‘Players and contenders’

 

General Photography

“Avedon never made any pretence to objectivity; the notion of the dispassionate lens he wrote off as delusion. His work, he said, was at least as much about him as his subjects: a vast collective self-portrait of the compulsions he projected on to America’s faces and figures. […] As hip as he mostly was, Avedon was, at root, an old-style Jewish moralist whose texts were written in freckles and furrows, pits and pocks. Sometimes those marks and blemishes, which stood out so sharply in front of the white sheet against which his subjects posed, were lit as poetic expressions of the persona. Avedon took delight in tweaking - or annihilating - the expected icon.” (story)

What an interesting article, even though, I think, the actual truth (if that’s the correct word even!) is a bit deeper. Schama correctly notes that viewing Avedon’s portraits as “collaborations” is only true to a certain extent; and Avedon’s defense of his work in that light can (and should!) be seen as a clever move by a photographer who is well aware of how red herrings can be used effectively.

In that sense, Jim’s reading - especially comparing things with the Greenberg mess - is a bit off: Of course, Avedon did manipulate at least some of his sitters into the poses he wanted to see - as he openly admitted in a documentary, where he described how he got the Duke of Windsor and his wife to look so stricken (they had, in fact, been smiling all the way through the shot, until Avedon claimed that his car had run over a dog on the way to the shoot - which resulted in the animal lovers’ expressions dropping).

Avedon clearly knew what he wanted to see, which, I think, explains - at least for me - why certain photographs work so much better than many others (for me, Avedon’s show business photographs are mediocre at best).

But then, what do we want to see? Portraiture is almost always treated as if there is a photographer meeting some subject, and as if the outcome of the portrait session is entirely determined by those two people, and by nobody else. I think that’s just plainly wrong. And you can see this extremely strongly in Schama’s article, where many of the political portraits are seen with the eyes of someone who knows very well what he thinks there is to be seen.

If I dislike Karl Rove, for example, then of course Rove’s complaint that he was made to look stupid will strike me as ridiculous: Isn’t Avedon showing me Karl Rove the way I want to see him? I remember when I first saw that photo my initial reaction was a wave of almost nausea, because of the smugness in Rove’s face; and my second reaction, delayed by just a second, was to wonder whether I hadn’t just fallen into a trap, like a rookie almost. Would I be able to see Karl Rove in any other way? Do I even entertain the idea that Karl Rove is not a manipulative bastard whose actions have caused immense detriment to the American democracy? How would I react to a photo of Karl Rove crying? Wouldn’t I automatically assume that that was not the real Karl Rove?
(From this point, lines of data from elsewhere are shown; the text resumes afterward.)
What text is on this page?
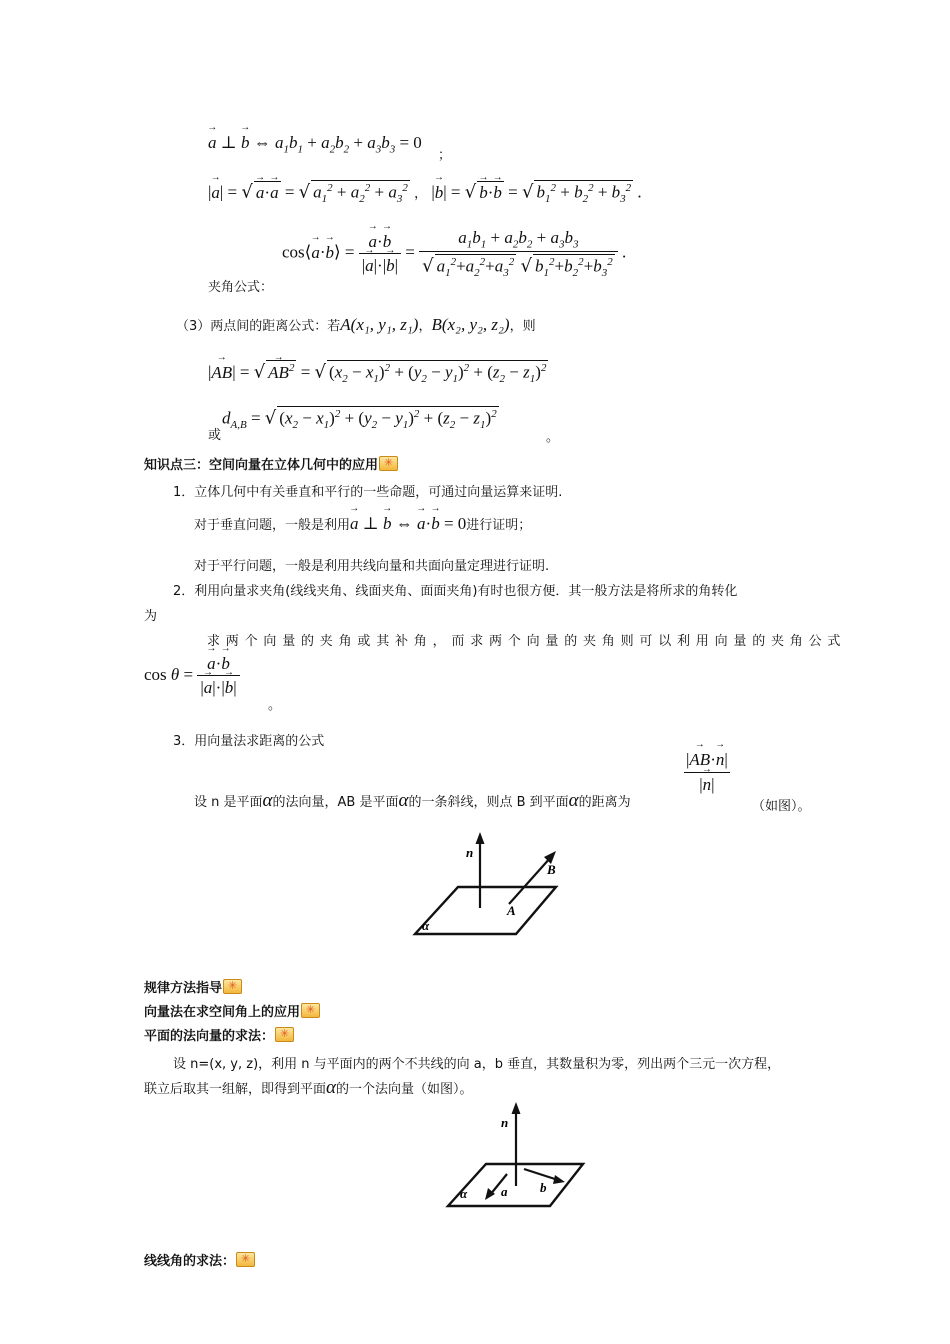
→ a ⊥ → b ⇔ $a_1b_1 + a_2b_2 + a_3b_3 = 0$
；
|→ a| = √ → a·→ a = √ $a_1^2 + a_2^2 + a_3^2$ ， |→ b| = √ → b·→ b = √ $b_1^2 + b_2^2 + b_3^2$ .
夹角公式：
cos⟨→ a·→ b⟩ = → $\frac{a\cdot\to b}{|\to a|\cdot|\to b|} = \frac{a_1b_1 + a_2b_2 + a_3b_3}{√ a_1^2+a_2^2+a_3^2 √ b_1^2+b_2^2+b_3^2}$ .
（3）两点间的距离公式：若A(x₁, y₁, z₁)，B(x₂, y₂, z₂)，则
|→ AB| = √ → $AB^2$ = √ $(x_2 - x_1)^2 + (y_2 - y_1)^2 + (z_2 - z_1)^2$
或
$d_{A,B}$ = √ $(x_2 - x_1)^2 + (y_2 - y_1)^2 + (z_2 - z_1)^2$
。
知识点三：空间向量在立体几何中的应用✳
1．立体几何中有关垂直和平行的一些命题，可通过向量运算来证明.
对于垂直问题，一般是利用→ a ⊥ → b ⇔ → a·→ b = 0进行证明；
对于平行问题，一般是利用共线向量和共面向量定理进行证明.
2．利用向量求夹角(线线夹角、线面夹角、面面夹角)有时也很方便．其一般方法是将所求的角转化
为
求两个向量的夹角或其补角，而求两个向量的夹角则可以利用向量的夹角公式
cos θ = → $\frac{a\cdot\to b}{|\to a|\cdot|\to b|}$
。
3．用向量法求距离的公式
设 n 是平面α的法向量，AB 是平面α的一条斜线，则点 B 到平面α的距离为
$\frac{|\to AB\cdot\to n|}{|\to n|}$
（如图）。
n
B
A
α
规律方法指导✳
向量法在求空间角上的应用✳
平面的法向量的求法：✳
设 n=(x, y, z)，利用 n 与平面内的两个不共线的向 a，b 垂直，其数量积为零，列出两个三元一次方程，
联立后取其一组解，即得到平面α的一个法向量（如图）。
n
a	b
α
线线角的求法：✳
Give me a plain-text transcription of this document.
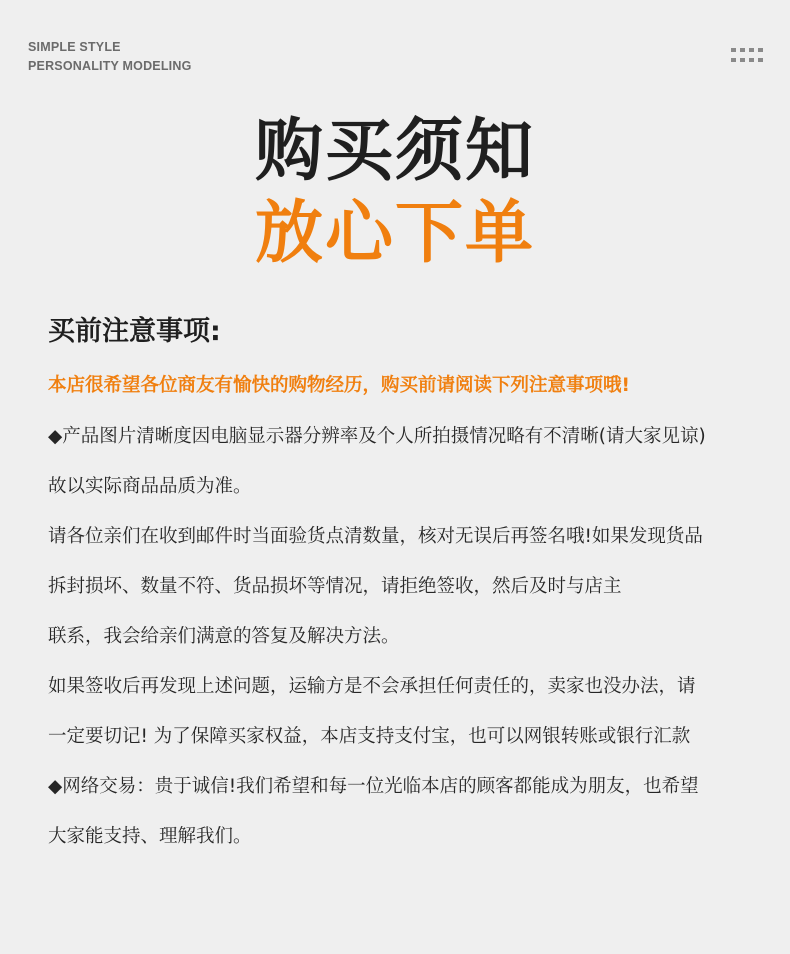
SIMPLE STYLE
PERSONALITY MODELING
购买须知
放心下单
买前注意事项:
本店很希望各位商友有愉快的购物经历，购买前请阅读下列注意事项哦!
◆产品图片清晰度因电脑显示器分辨率及个人所拍摄情况略有不清晰(请大家见谅)
故以实际商品品质为准。
请各位亲们在收到邮件时当面验货点清数量，核对无误后再签名哦!如果发现货品
拆封损坏、数量不符、货品损坏等情况，请拒绝签收，然后及时与店主
联系，我会给亲们满意的答复及解决方法。
如果签收后再发现上述问题，运输方是不会承担任何责任的，卖家也没办法，请
一定要切记! 为了保障买家权益，本店支持支付宝，也可以网银转账或银行汇款
◆网络交易：贵于诚信!我们希望和每一位光临本店的顾客都能成为朋友，也希望
大家能支持、理解我们。
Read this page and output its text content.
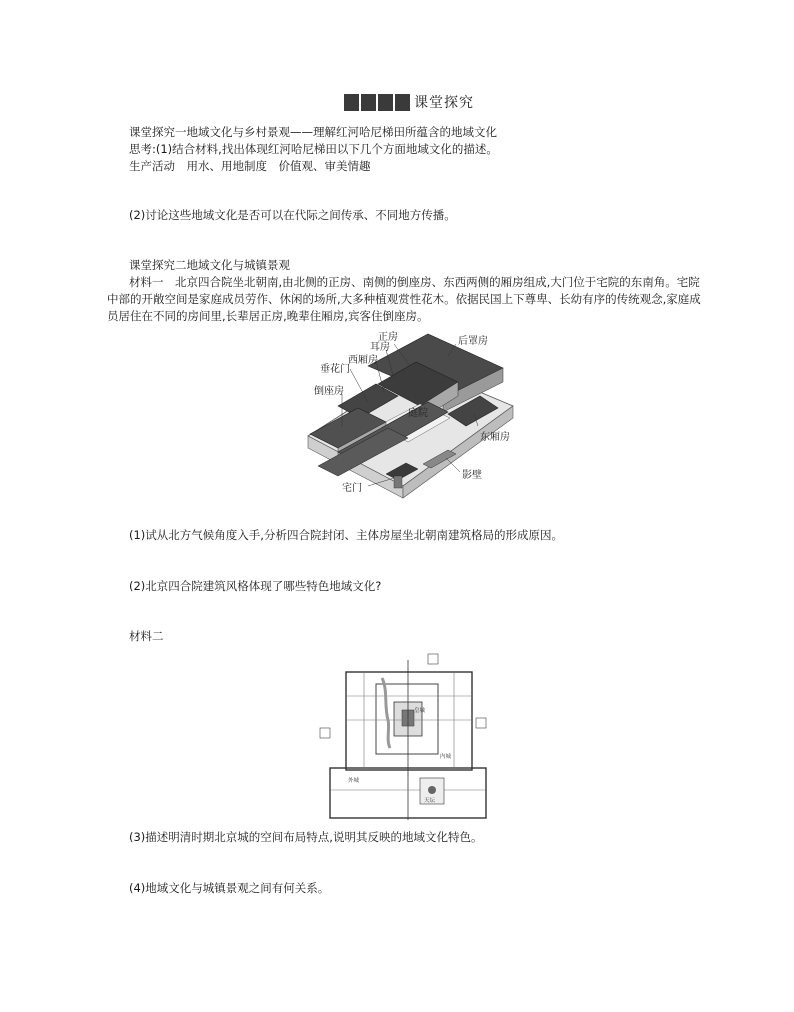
课堂探究
课堂探究一地域文化与乡村景观——理解红河哈尼梯田所蕴含的地域文化
思考:(1)结合材料,找出体现红河哈尼梯田以下几个方面地域文化的描述。
生产活动　用水、用地制度　价值观、审美情趣
(2)讨论这些地域文化是否可以在代际之间传承、不同地方传播。
课堂探究二地域文化与城镇景观
材料一　北京四合院坐北朝南,由北侧的正房、南侧的倒座房、东西两侧的厢房组成,大门位于宅院的东南角。宅院
中部的开敞空间是家庭成员劳作、休闲的场所,大多种植观赏性花木。依据民国上下尊卑、长幼有序的传统观念,家庭成
员居住在不同的房间里,长辈居正房,晚辈住厢房,宾客住倒座房。
正房	后罩房
耳房
西厢房
垂花门
倒座房
庭院
东厢房
影壁
宅门
(1)试从北方气候角度入手,分析四合院封闭、主体房屋坐北朝南建筑格局的形成原因。
(2)北京四合院建筑风格体现了哪些特色地域文化?
材料二
皇城
内城
外城
天坛
(3)描述明清时期北京城的空间布局特点,说明其反映的地域文化特色。
(4)地域文化与城镇景观之间有何关系。
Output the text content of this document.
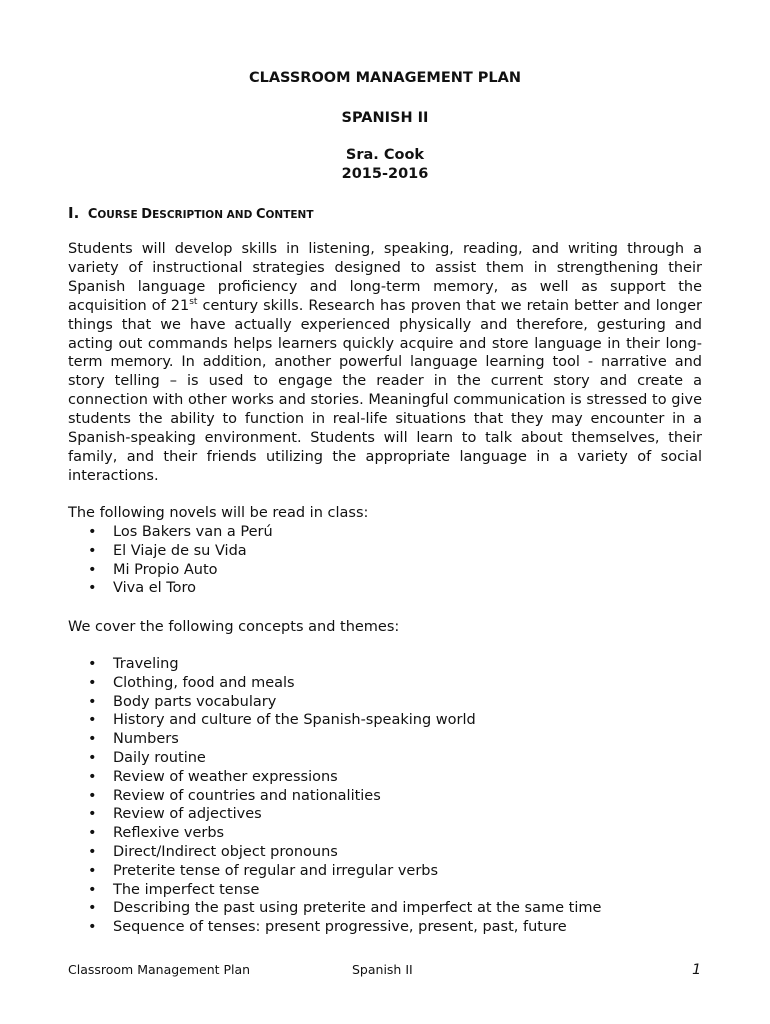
CLASSROOM MANAGEMENT PLAN
SPANISH II
Sra. Cook
2015-2016
I. COURSE DESCRIPTION AND CONTENT

Students will develop skills in listening, speaking, reading, and writing through a variety of instructional strategies designed to assist them in strengthening their Spanish language proficiency and long-term memory, as well as support the acquisition of 21st century skills. Research has proven that we retain better and longer things that we have actually experienced physically and therefore, gesturing and acting out commands helps learners quickly acquire and store language in their long-term memory. In addition, another powerful language learning tool - narrative and story telling – is used to engage the reader in the current story and create a connection with other works and stories. Meaningful communication is stressed to give students the ability to function in real-life situations that they may encounter in a Spanish-speaking environment. Students will learn to talk about themselves, their family, and their friends utilizing the appropriate language in a variety of social interactions.

The following novels will be read in class:

• Los Bakers van a Perú
• El Viaje de su Vida
• Mi Propio Auto
• Viva el Toro

We cover the following concepts and themes:

• Traveling
• Clothing, food and meals
• Body parts vocabulary
• History and culture of the Spanish-speaking world
• Numbers
• Daily routine
• Review of weather expressions
• Review of countries and nationalities
• Review of adjectives
• Reflexive verbs
• Direct/Indirect object pronouns
• Preterite tense of regular and irregular verbs
• The imperfect tense
• Describing the past using preterite and imperfect at the same time
• Sequence of tenses: present progressive, present, past, future
Classroom Management Plan	Spanish II	1
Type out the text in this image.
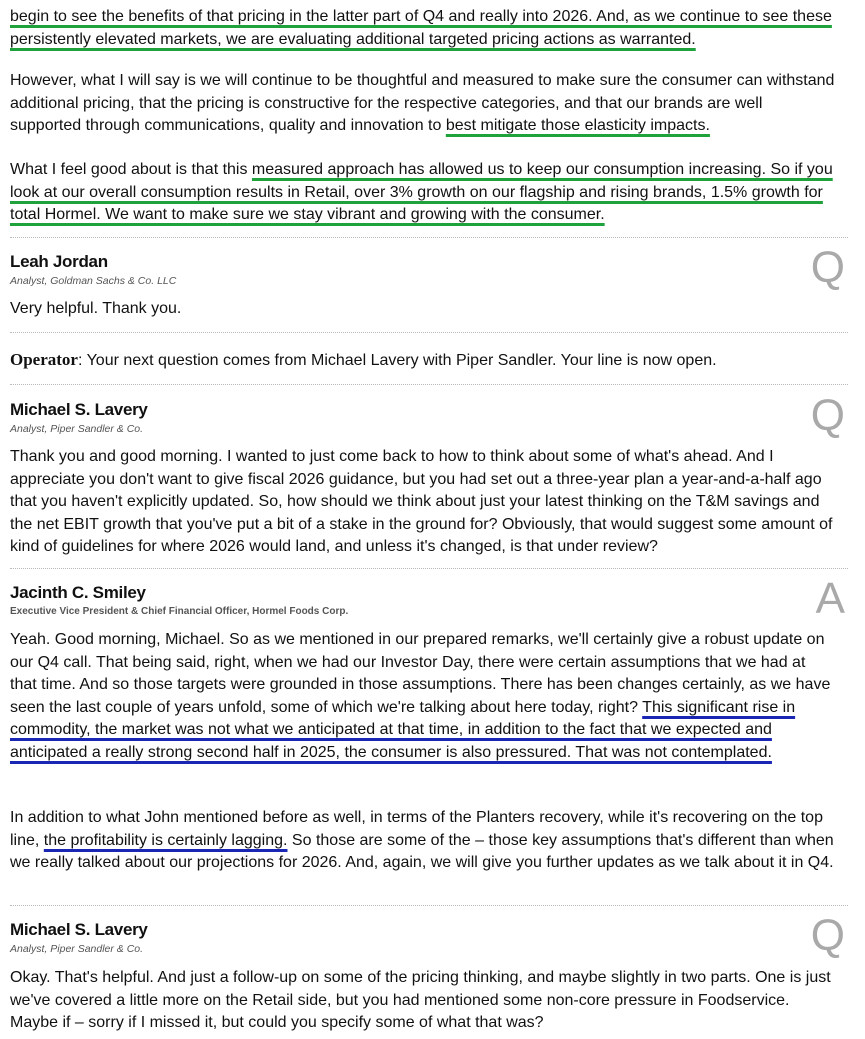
begin to see the benefits of that pricing in the latter part of Q4 and really into 2026. And, as we continue to see these persistently elevated markets, we are evaluating additional targeted pricing actions as warranted.

However, what I will say is we will continue to be thoughtful and measured to make sure the consumer can withstand additional pricing, that the pricing is constructive for the respective categories, and that our brands are well supported through communications, quality and innovation to best mitigate those elasticity impacts.

What I feel good about is that this measured approach has allowed us to keep our consumption increasing. So if you look at our overall consumption results in Retail, over 3% growth on our flagship and rising brands, 1.5% growth for total Hormel. We want to make sure we stay vibrant and growing with the consumer.

Leah Jordan
Analyst, Goldman Sachs & Co. LLC	Q

Very helpful. Thank you.

Operator: Your next question comes from Michael Lavery with Piper Sandler. Your line is now open.

Michael S. Lavery
Analyst, Piper Sandler & Co.	Q

Thank you and good morning. I wanted to just come back to how to think about some of what's ahead. And I appreciate you don't want to give fiscal 2026 guidance, but you had set out a three-year plan a year-and-a-half ago that you haven't explicitly updated. So, how should we think about just your latest thinking on the T&M savings and the net EBIT growth that you've put a bit of a stake in the ground for? Obviously, that would suggest some amount of kind of guidelines for where 2026 would land, and unless it's changed, is that under review?

Jacinth C. Smiley
Executive Vice President & Chief Financial Officer, Hormel Foods Corp.	A

Yeah. Good morning, Michael. So as we mentioned in our prepared remarks, we'll certainly give a robust update on our Q4 call. That being said, right, when we had our Investor Day, there were certain assumptions that we had at that time. And so those targets were grounded in those assumptions. There has been changes certainly, as we have seen the last couple of years unfold, some of which we're talking about here today, right? This significant rise in commodity, the market was not what we anticipated at that time, in addition to the fact that we expected and anticipated a really strong second half in 2025, the consumer is also pressured. That was not contemplated.

In addition to what John mentioned before as well, in terms of the Planters recovery, while it's recovering on the top line, the profitability is certainly lagging. So those are some of the – those key assumptions that's different than when we really talked about our projections for 2026. And, again, we will give you further updates as we talk about it in Q4.

Michael S. Lavery
Analyst, Piper Sandler & Co.	Q

Okay. That's helpful. And just a follow-up on some of the pricing thinking, and maybe slightly in two parts. One is just we've covered a little more on the Retail side, but you had mentioned some non-core pressure in Foodservice. Maybe if – sorry if I missed it, but could you specify some of what that was?
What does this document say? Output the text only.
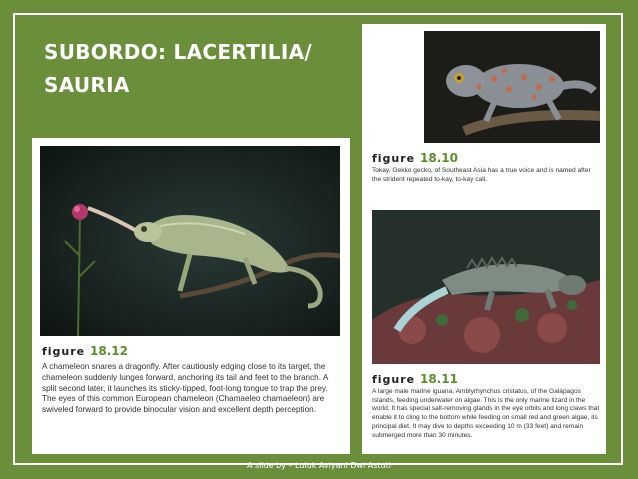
SUBORDO: LACERTILIA/
SAURIA
figure 18.12
A chameleon snares a dragonfly. After cautiously edging close to its target, the chameleon suddenly lunges forward, anchoring its tail and feet to the branch. A split second later, it launches its sticky-tipped, foot-long tongue to trap the prey. The eyes of this common European chameleon (Chamaeleo chamaeleon) are swiveled forward to provide binocular vision and excellent depth perception.
figure 18.10
Tokay, Gekko gecko, of Southeast Asia has a true voice and is named after the strident repeated to-kay, to-kay call.
figure 18.11
A large male marine iguana, Amblyrhynchus cristatus, of the Galápagos Islands, feeding underwater on algae. This is the only marine lizard in the world. It has special salt-removing glands in the eye orbits and long claws that enable it to cling to the bottom while feeding on small red and green algae, its principal diet. It may dive to depths exceeding 10 m (33 feet) and remain submerged more than 30 minutes.
A slide by – Luluk Aviyani Dwi Astuti
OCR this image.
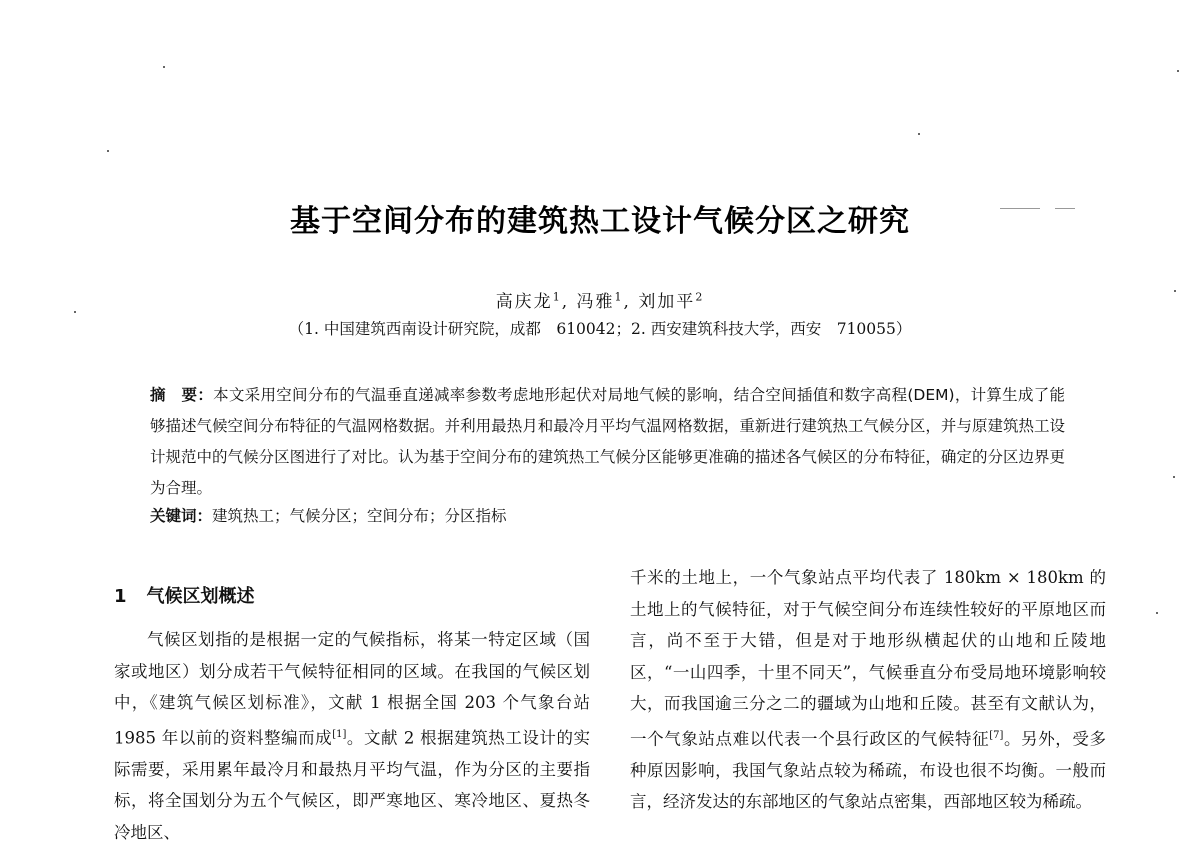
基于空间分布的建筑热工设计气候分区之研究
高庆龙$^1$, 冯雅$^1$, 刘加平$^2$
（1. 中国建筑西南设计研究院，成都　610042；2. 西安建筑科技大学，西安　710055）
摘　要：本文采用空间分布的气温垂直递减率参数考虑地形起伏对局地气候的影响，结合空间插值和数字高程(DEM)，计算生成了能够描述气候空间分布特征的气温网格数据。并利用最热月和最冷月平均气温网格数据，重新进行建筑热工气候分区，并与原建筑热工设计规范中的气候分区图进行了对比。认为基于空间分布的建筑热工气候分区能够更准确的描述各气候区的分布特征，确定的分区边界更为合理。
关键词：建筑热工；气候分区；空间分布；分区指标
1 气候区划概述

气候区划指的是根据一定的气候指标，将某一特定区域（国家或地区）划分成若干气候特征相同的区域。在我国的气候区划中，《建筑气候区划标准》，文献 1 根据全国 203 个气象台站 1985 年以前的资料整编而成[1]。文献 2 根据建筑热工设计的实际需要，采用累年最冷月和最热月平均气温，作为分区的主要指标，将全国划分为五个气候区，即严寒地区、寒冷地区、夏热冬冷地区、

千米的土地上，一个气象站点平均代表了 180km × 180km 的土地上的气候特征，对于气候空间分布连续性较好的平原地区而言，尚不至于大错，但是对于地形纵横起伏的山地和丘陵地区，“一山四季，十里不同天”，气候垂直分布受局地环境影响较大，而我国逾三分之二的疆域为山地和丘陵。甚至有文献认为，一个气象站点难以代表一个县行政区的气候特征[7]。另外，受多种原因影响，我国气象站点较为稀疏，布设也很不均衡。一般而言，经济发达的东部地区的气象站点密集，西部地区较为稀疏。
(As an aside, compare this with mainstream reactions to the portrayal of Adolf Hitler in the movie “Downfall”: Portraying the man responsible for the deaths of millions of people as a human being was widely criticized. But then, how are we to understand history if we prefer to view historical figures merely as caricatures? And how do we then think we can deal with what will be history tomorrow, namely with our own times?)

So then, especially in the context of political portraiture, don’t we have to include the viewer in the discussion of portraiture? And how would one do this smartly?

Coincidentally, doesn’t part of this thinking that it’s the photographer and the subject that determine the portrait explain why so many people just hate a lot of contemporary portraiture, such as Thomas Ruff’s portraits? With no hook to latch onto aren’t we a bit afraid that we have to decide what to make of those people?